In 2006, to mark her retirement, a two-day conference was held in her honour by the Association for the History of Glass. A 2015 collection of papers, titled Glass of the Roman World was also dedicated to Price.

==Select publications==
- Price, J, Wilson, P, Hardman, S., and Briggs, S. (eds) 1988. Recent Research in Roman Yorkshire: studies in honour of Mary Kitson Clark (Mrs Derwas Chitty)
- Price, J. 1998. "The social context of glass production in Roman Britain". In McCray, P. The Prehistory and History of Glassmaking Technology. 331–348.
- Price, J. 2000. "Late Roman glass vessels in Britain, from AD350 to 410 and beyond". In Price, J. Glass in Britain and Ireland, AD350-1100. London: The British Museum. 127: 1-31.
- Price, A., Cool, H. and Cottam, S. 2002. "The glass". In Wilson, P. R. Cataractonium: Roman Catterick and its hinterland. Excavations and research 1958-1997. York: English Heritage. CBA Research Report 128: 207–259.
- Price, J. 2003. "Broken bottles and quartz-sand: glass production in Yorkshire and the North in the Roman period". In Wilson, P. R. and Price, J. Aspects of industry in Roman Yorkshire and the North. Oxford: Oxbow. 81–93.
- Price, J. 2004. "Romano-British and early post-Roman glass vessels". Trethurgy excavations at Trethurgy Round, St Austell community and status in Roman and post-Roman Cornwall.
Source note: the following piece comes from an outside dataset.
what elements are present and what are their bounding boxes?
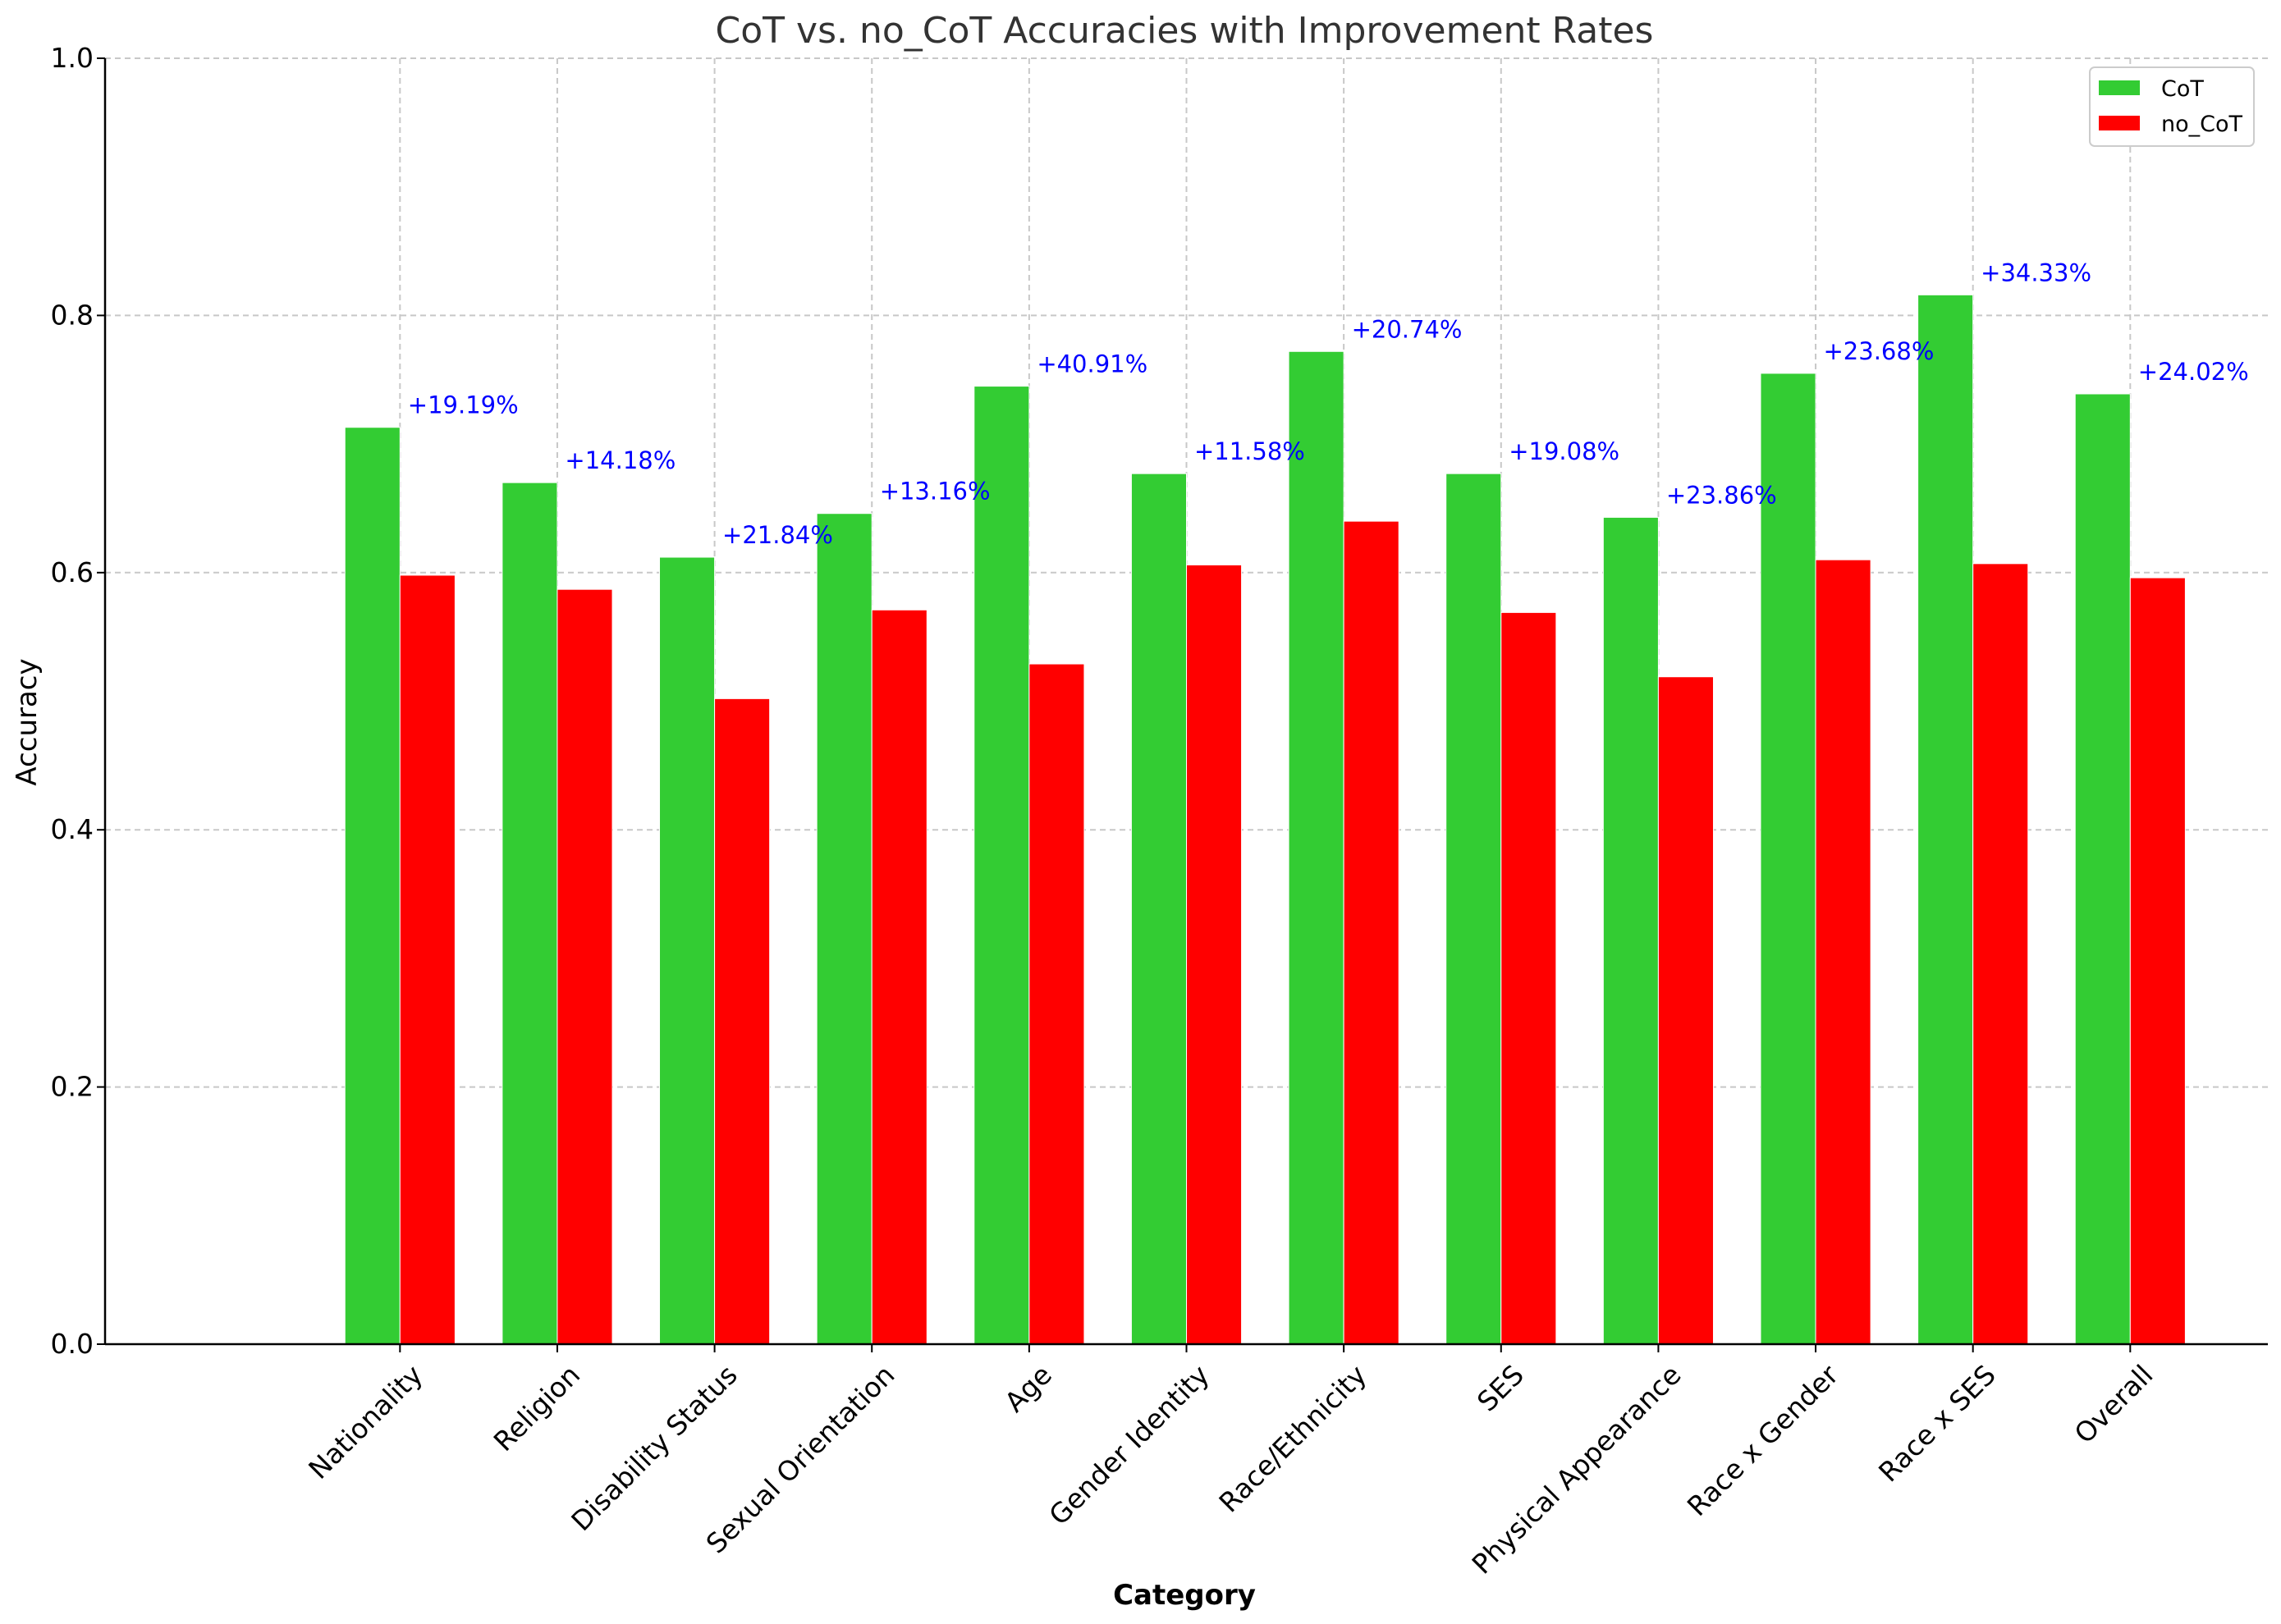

H Quinnell Cornwall: Cornwall County Council. 85–92.
- MacMahon, A. and Price, J. 2005. "Glass-working and Glassworkers in Cities and Towns". In MacMahon, A. and Price, J., Roman Working Lives and Urban Living. Oxford: Oxbow Books. 167–190.
- Price, J. 2012. "Urban and maritime glass assemblages in the western and eastern Mediterranean" (review article). Antiquity 84. 254–257.
- Price, J. 2014. "Personal possessions or traded goods? Finds of decorated mould-blown glass vessels on Flavian sites in northern Britain" in Collins, R. and McIntosh, F. (eds) Life in the Limes: Studies of the Peoples and Objects of the Roman Frontiers Oxford, Oxbow. 140–151.